In Florida, product liability claims, workers’ compensation claims, and car accidents without serious injuries are all “no-fault” claims. The elements of a no-fault claim depend on the particular claim, and they are different from the elements listed above.
What Is a Lawsuit?
A lawsuit is a way of enforcing your claim or, put another way, turning an abstract claim into money. A lawsuit occurs when you bring a claim to a court for adjudication. The process culminates with a court hearing known as a trial, in which the court resolves the dispute by imposing a solution on the parties. A lawsuit proceeds through the following stages.
Stage 1: Complaint, Service of Process, and Answer: The Initial Exchange
The complainant (known as the “plaintiff”) starts off the lawsuit by filing a formal Complaint with the court. The defendant responds by filing an Answer.
Stage 2: The Pre-Trial Discovery Process
Pre-trial discovery is a court-supervised process by which each party collects evidence that is in the other party’s possession. Sometimes a party might demand evidence in possession of a third party.
The following four forms of evidence are prevalent:
- Depositions: Out-of-court, under-oath testimony by live witnesses.
- Interrogatories: Written answers to questions from the other party. The answers must be truthful or risk perjury liability.
- Requests for Evidence: This can include requests for copies of documents, requests for access to physical evidence, etc.
- Requests for Admissions: Requests for admissions to facts that the requesting party doesn’t want to waste time proving. This simplifies a trial.
A court can order a party to cooperate with the discovery process.
Stage 3: Pleadings and Motions
Pleadings and motions are formal ways that parties ask the court to do something. A defendant might, for example, file a Motion to Dismiss asking the court to terminate the lawsuit for lack of evidence.
Stage 4: Trial
A trial involves at least one hearing. The parties will call witnesses, cross-examine each other’s witnesses, present evidence, and make arguments.
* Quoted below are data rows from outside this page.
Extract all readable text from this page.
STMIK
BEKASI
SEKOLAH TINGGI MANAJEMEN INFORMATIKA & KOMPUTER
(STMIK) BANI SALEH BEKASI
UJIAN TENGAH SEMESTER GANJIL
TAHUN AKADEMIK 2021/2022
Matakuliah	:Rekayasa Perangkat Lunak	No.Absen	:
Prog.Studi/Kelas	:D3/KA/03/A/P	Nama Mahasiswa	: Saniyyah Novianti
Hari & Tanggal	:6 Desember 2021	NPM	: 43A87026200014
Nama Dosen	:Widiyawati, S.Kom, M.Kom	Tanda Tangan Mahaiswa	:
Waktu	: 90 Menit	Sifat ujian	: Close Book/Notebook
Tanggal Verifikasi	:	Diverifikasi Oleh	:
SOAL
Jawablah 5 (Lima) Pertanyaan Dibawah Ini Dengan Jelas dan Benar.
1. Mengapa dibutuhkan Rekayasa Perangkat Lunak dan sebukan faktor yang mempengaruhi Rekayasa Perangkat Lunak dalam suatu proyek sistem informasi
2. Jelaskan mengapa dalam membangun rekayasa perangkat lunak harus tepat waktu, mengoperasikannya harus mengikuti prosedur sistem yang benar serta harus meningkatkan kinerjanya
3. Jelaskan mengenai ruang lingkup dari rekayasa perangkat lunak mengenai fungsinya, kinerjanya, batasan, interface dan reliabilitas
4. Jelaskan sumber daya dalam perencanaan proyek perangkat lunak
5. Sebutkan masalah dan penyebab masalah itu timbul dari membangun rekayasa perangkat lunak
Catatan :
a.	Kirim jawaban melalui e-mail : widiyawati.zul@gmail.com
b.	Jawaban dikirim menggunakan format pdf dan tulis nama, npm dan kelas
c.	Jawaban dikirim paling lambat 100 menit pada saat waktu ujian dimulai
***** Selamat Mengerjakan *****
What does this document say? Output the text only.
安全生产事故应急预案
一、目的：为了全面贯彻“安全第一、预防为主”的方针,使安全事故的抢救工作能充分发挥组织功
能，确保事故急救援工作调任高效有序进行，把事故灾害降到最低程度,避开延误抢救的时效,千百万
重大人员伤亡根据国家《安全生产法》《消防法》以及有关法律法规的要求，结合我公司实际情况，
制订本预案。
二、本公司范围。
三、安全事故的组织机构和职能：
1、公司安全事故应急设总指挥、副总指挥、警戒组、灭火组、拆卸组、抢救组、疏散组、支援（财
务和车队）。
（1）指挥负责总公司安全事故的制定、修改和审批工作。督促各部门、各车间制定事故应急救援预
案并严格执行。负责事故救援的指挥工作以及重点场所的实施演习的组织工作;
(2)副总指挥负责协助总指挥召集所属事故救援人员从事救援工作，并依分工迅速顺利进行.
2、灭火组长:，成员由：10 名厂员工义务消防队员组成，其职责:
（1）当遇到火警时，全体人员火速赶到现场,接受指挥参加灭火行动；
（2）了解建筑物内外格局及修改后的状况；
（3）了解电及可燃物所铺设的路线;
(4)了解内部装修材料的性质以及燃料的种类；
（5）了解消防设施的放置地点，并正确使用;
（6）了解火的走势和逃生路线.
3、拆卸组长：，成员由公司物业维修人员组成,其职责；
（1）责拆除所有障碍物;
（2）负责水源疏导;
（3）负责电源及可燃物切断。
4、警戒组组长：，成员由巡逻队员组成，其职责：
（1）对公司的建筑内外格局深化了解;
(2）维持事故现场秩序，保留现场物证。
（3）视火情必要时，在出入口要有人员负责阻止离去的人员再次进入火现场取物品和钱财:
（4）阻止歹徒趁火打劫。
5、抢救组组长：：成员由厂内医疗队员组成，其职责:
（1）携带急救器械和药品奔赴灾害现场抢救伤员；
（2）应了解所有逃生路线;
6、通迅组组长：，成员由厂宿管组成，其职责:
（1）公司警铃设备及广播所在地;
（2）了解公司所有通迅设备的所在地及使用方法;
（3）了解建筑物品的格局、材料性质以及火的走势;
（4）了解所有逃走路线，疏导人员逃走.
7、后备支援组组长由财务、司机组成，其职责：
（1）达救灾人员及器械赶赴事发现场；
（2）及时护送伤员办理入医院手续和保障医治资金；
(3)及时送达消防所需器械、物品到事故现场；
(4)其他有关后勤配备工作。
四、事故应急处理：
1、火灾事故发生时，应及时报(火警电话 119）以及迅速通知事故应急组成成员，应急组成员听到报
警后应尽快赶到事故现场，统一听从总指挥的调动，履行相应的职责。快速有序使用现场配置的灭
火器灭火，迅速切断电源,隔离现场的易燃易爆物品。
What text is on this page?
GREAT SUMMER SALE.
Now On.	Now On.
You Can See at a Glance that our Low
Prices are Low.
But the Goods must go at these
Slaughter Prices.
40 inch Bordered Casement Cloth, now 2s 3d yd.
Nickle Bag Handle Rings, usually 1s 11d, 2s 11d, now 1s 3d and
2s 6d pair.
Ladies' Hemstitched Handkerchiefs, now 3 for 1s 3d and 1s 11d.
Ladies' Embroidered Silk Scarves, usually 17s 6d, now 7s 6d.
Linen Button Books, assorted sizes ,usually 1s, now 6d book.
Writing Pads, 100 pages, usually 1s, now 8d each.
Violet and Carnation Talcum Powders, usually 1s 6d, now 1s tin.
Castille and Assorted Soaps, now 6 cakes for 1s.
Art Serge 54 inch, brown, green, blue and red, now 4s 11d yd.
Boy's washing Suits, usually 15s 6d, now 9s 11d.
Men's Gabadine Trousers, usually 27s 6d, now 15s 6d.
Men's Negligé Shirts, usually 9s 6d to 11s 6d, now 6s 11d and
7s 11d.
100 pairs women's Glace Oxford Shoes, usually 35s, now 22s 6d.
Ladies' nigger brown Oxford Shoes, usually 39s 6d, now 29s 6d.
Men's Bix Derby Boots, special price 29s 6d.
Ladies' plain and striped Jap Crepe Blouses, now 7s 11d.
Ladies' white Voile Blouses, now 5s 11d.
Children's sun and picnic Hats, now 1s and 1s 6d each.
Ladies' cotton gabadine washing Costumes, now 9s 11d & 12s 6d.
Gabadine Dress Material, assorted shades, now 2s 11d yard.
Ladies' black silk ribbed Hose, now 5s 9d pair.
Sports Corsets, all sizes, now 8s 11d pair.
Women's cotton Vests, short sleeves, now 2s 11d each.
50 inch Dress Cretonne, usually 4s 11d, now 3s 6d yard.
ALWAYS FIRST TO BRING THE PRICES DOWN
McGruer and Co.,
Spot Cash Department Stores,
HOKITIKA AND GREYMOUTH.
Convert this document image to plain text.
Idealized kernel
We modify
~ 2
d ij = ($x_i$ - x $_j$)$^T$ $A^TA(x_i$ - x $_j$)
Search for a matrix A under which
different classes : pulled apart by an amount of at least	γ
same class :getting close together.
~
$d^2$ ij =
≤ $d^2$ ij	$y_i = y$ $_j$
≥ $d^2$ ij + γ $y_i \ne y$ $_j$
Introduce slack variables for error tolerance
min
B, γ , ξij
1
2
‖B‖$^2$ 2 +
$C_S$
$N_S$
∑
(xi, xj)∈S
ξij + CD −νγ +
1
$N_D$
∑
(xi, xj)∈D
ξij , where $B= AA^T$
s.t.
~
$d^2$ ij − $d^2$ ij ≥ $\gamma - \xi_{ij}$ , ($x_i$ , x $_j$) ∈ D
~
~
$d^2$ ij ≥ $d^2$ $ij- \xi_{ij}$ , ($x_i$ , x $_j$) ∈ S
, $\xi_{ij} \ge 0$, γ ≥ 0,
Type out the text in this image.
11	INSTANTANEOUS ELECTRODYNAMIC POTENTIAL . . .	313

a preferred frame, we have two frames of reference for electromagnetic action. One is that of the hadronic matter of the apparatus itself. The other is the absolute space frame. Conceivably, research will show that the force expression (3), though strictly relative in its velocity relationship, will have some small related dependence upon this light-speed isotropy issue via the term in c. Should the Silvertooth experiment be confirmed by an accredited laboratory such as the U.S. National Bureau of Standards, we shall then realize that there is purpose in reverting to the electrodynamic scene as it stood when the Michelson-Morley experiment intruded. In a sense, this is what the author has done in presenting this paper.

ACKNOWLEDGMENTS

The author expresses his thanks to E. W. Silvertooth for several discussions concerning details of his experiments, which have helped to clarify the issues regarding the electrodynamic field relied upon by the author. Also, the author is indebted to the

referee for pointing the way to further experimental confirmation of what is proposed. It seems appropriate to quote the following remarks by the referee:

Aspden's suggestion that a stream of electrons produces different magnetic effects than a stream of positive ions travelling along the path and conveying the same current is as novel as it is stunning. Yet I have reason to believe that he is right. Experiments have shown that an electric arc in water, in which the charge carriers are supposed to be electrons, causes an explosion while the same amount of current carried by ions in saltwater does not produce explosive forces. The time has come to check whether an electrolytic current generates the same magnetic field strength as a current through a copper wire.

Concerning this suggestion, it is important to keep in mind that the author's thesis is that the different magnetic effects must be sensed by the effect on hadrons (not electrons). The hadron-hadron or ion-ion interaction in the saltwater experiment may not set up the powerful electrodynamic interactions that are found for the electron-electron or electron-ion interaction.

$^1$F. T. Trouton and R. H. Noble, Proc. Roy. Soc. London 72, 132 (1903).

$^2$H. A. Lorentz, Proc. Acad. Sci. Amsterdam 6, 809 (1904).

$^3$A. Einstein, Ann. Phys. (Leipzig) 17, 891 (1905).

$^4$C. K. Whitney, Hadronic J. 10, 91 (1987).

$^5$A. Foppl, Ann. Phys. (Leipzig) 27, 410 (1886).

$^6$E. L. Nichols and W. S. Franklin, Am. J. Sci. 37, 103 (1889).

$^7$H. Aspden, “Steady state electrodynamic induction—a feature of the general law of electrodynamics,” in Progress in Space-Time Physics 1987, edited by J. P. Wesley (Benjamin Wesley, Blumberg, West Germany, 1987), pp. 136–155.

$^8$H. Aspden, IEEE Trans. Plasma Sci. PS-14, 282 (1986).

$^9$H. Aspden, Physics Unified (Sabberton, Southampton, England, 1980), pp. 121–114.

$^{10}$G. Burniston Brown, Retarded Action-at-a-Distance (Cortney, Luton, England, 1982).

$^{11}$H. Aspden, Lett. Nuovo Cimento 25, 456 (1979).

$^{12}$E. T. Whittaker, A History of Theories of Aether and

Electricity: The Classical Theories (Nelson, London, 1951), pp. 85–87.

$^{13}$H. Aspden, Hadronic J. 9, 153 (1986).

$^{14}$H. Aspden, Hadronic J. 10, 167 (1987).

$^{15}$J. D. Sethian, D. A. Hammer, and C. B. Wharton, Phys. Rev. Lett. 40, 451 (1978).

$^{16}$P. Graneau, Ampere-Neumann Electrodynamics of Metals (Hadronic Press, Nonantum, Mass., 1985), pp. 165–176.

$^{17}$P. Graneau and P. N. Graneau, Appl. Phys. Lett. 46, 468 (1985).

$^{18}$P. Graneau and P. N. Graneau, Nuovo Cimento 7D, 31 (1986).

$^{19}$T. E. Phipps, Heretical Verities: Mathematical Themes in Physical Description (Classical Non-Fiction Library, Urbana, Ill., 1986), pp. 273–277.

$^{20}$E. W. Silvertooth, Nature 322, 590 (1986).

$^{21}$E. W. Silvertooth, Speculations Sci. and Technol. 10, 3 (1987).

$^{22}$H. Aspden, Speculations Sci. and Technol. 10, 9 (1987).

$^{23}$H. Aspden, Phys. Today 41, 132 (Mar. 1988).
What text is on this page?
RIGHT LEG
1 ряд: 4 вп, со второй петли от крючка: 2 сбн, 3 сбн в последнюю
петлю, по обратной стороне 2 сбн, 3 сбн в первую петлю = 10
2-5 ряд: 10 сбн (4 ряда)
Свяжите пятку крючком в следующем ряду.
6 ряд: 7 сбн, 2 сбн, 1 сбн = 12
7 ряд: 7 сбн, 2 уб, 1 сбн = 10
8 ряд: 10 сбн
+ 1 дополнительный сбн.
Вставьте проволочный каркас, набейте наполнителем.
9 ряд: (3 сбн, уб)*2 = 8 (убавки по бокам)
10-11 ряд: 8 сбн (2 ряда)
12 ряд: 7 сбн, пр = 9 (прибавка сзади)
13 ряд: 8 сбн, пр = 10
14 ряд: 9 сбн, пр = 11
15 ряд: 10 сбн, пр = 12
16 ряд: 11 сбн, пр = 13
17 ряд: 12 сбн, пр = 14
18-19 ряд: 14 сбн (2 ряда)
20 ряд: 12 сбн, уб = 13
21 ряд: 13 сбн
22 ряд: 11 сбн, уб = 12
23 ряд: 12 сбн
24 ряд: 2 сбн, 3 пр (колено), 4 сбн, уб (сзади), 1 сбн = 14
Usually, the court will impose a solution on the parties with the assistance of a jury.
Stage 5: Appeal
In a minority of cases, a party dissatisfied with an adverse outcome will appeal a verdict. You must have grounds to file an appeal.
When Claims Turn into Lawsuits
Whether plaintiffs or defendants, most parties prefer to settle a claim out of court. An out-of-court settlement is usually quicker, easier, and less expensive. Nevertheless, plaintiffs often file lawsuits for strategic reasons, even when they still hope to resolve their claim through settlement.
The primary reasons why plaintiffs file lawsuits are:
- To gain bargaining power by proving to the defendant that you “mean business”;
- To gain access to the pre-trial discovery process so you can demand evidence that is in the defendant’s possession; or
- To beat the statute of limitations deadline for filing a lawsuit.
Even when a party files a lawsuit, the case is eventually settled most of the time. A plaintiff can withdraw a lawsuit at any time before a final verdict, and the defendant will demand such withdrawal as a condition of settlement.
Alternative Dispute Resolution (ADR)
Most claims are resolved using one of the following three means of ADR:
- Negotiation: Two-party negotiations settle more than half of all personal injury claims.
- Mediation: In mediation, the parties recruit a neutral third party to help them settle their dispute amicably. Courts often offer mediators.
- Arbitration: An arbitrator is a “rent-a-judge.” Parties typically select arbitrators for their expertise in the subject matter of the dispute.
Courts strongly encourage parties to engage in ADR because it reduces the court’s workload.
Do You Need a Personal Injury Lawyer?
It is unlikely that you will be able to resolve a large claim or a lawsuit without a lawyer. The irony here is that the better your lawyer’s reputation for winning in court, the more likely the opposing party is to prefer a settlement. If you hire a personal injury lawyer, you will owe nothing in legal fees unless you win your claim.